I pericoli per l’economia mondiale: Cina sempre più aggressiva

(di Massimiliano D'Elia)
29/12/15

Pechino sostiene che, secondo l'accordo di adesione all'Organizzazione mondiale del commercio (Omc), del 2001, la Cina nel 2016 diventerà automaticamente un'economia di mercato.

Cosa vuol dire? Un Paese che vuole fondare la propria organizzazione economica sulla proprietà privata, sulla libertà d’impresa e sullo scambio di beni e servizi in mercati liberi.

Il timore è che, permettere ad un colosso quale la Cina di immettere nel mercato i propri prodotti e capacità industriali, potrebbe significare per noi dover ridisegnare la politica e l’organizzazione economica.

Il costo del lavoro in Italia e nei Paesi dell’Unione è molto alto poiché comprende tutele previdenziali per i lavoratori e adeguamenti a salvaguardia dell’ambiente per gli impianti industriali. Nel prezzo finale del prodotto è inserito tutto. In Cina, invece, persiste il fenomeno dello sfruttamento dei lavoratori e dei minori, il problema della scarsa qualità delle materie prime utilizzate, il mancato adeguamento delle industrie alle rigide direttive previste dal Protocollo di Kyoto in materia dei gas serra.

In sintesi, consentendo alla Cina di poter esportare, in maniera convenzionale ed autonoma, i propri prodotti si potrebbe creare un corto circuito finanziario a causa dell’eccessiva differenza nei prezzi di uguali prodotti. Di contro, invece, si potrebbe aprire un accesso unico e virtuoso per i prodotti occidentali verso il mercato cinese.

La Commissione Europea, come detto, è chiamata quest’anno a doversi esprimere sul riconoscimento o meno della Cina, quale economia di mercato. Come sempre il parere dei Paesi dell’Unione non è univoco. La proposta deve essere approvata da tutti i 28 Stati membri. Tra loro il principale sostenitore è il Regno Unito, mentre l'Italia è fermamente contraria. La principale economia dell'Unione, la Germania, ha una posizione ambigua: alla fine di ottobre, in occasione di un incontro col primo ministro cinese, Li Keqiang, a Hefei, la cancelliera tedesca, Angela Merkel, dichiarò di essere favorevole "in linea di principio", ma in altre circostanze ha ammesso che il riconoscimento potrebbe essere un'arma a doppio taglio e che il paese asiatico ha ancora molta strada da fare, soprattutto in materia di assegnazione degli appalti pubblici. Ha sottolineato, inoltre, la vulnerabilità di alcuni settori industriali europei, da quello dell'acciaio a quello dell'energia solare.
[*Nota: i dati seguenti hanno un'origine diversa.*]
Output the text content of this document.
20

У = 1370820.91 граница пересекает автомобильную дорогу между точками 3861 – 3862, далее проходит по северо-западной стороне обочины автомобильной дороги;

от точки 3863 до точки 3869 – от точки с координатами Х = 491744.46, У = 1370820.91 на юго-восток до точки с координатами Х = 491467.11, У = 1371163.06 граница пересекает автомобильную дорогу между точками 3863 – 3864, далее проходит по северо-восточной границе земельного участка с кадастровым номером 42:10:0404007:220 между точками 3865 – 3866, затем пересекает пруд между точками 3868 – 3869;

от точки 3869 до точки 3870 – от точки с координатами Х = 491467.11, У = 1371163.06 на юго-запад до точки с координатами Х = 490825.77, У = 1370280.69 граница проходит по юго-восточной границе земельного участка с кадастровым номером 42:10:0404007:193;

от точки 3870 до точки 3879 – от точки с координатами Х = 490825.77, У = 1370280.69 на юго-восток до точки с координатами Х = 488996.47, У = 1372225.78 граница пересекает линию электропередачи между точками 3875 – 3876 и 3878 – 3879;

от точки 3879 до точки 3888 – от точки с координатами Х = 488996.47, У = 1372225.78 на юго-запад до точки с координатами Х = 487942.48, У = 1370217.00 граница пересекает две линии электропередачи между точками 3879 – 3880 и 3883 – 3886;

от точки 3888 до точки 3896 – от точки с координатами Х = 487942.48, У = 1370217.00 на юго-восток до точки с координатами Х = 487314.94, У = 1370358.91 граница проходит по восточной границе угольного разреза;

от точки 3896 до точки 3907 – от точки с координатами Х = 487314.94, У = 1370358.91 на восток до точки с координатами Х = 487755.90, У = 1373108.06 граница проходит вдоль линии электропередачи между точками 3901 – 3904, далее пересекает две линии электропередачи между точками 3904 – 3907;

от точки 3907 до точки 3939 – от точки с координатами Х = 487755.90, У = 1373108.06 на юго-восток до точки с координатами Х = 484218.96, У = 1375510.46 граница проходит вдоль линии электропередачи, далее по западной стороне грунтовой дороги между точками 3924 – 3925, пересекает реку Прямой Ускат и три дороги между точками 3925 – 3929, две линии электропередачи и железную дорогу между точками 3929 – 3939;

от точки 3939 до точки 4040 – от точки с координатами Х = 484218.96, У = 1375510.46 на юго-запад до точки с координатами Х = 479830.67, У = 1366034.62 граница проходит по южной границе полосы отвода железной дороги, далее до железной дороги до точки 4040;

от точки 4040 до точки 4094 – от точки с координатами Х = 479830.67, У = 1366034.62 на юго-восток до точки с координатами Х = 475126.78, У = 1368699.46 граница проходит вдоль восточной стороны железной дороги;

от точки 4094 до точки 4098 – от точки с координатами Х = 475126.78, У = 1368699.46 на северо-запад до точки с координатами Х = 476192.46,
Per i sostenitori, il riconoscimento potrebbe aprire la strada agli investimenti industriali europei in Cina e a quelli cinesi nelle infrastrutture dell'Unione; per i detrattori, minaccerebbe le industrie siderurgica, ceramica e tessile perché sarebbe più difficile applicare tariffe “antidumping”.

Anche gli Usa mettono in guardia l'Europa da una svolta che potrebbe provocare un'inondazione di prodotti cinesi a basso costo nei mercati statunitensi ed europei. L'Economic Policy Institute di Washington stima in 3,5 milioni i posti a rischio.

Secondo fonti della Commissione, invece, i timori dell'industria sarebbero esagerati; a loro tutela si potrebbe ricorrere alle misure di salvaguardia, come quelle contro i sussidi pubblici, usate nei confronti di altre economie di mercato.

In un mondo globalizzato è inimmaginabile non favorire a tutti l’ingresso libero nei mercati. Con prudenza e coralità, l’inevitabile rivisitazione di alcuni parametri commerciali potrebbero favorire un po’ tutti, dai consumatori ai produttori, specialmente in una economia, quella attuale, che mostra sempre più sintomi di stagflazione: modestissime variazioni del PIL, blocco stipendiale dei lavoratori e aumento dei prodotti al consumo superiore alle capacità di acquisto.

Probabilmente abbiamo bisogno del corto circuito che si potrebbe creare con i prodotti e le capacità cinesi.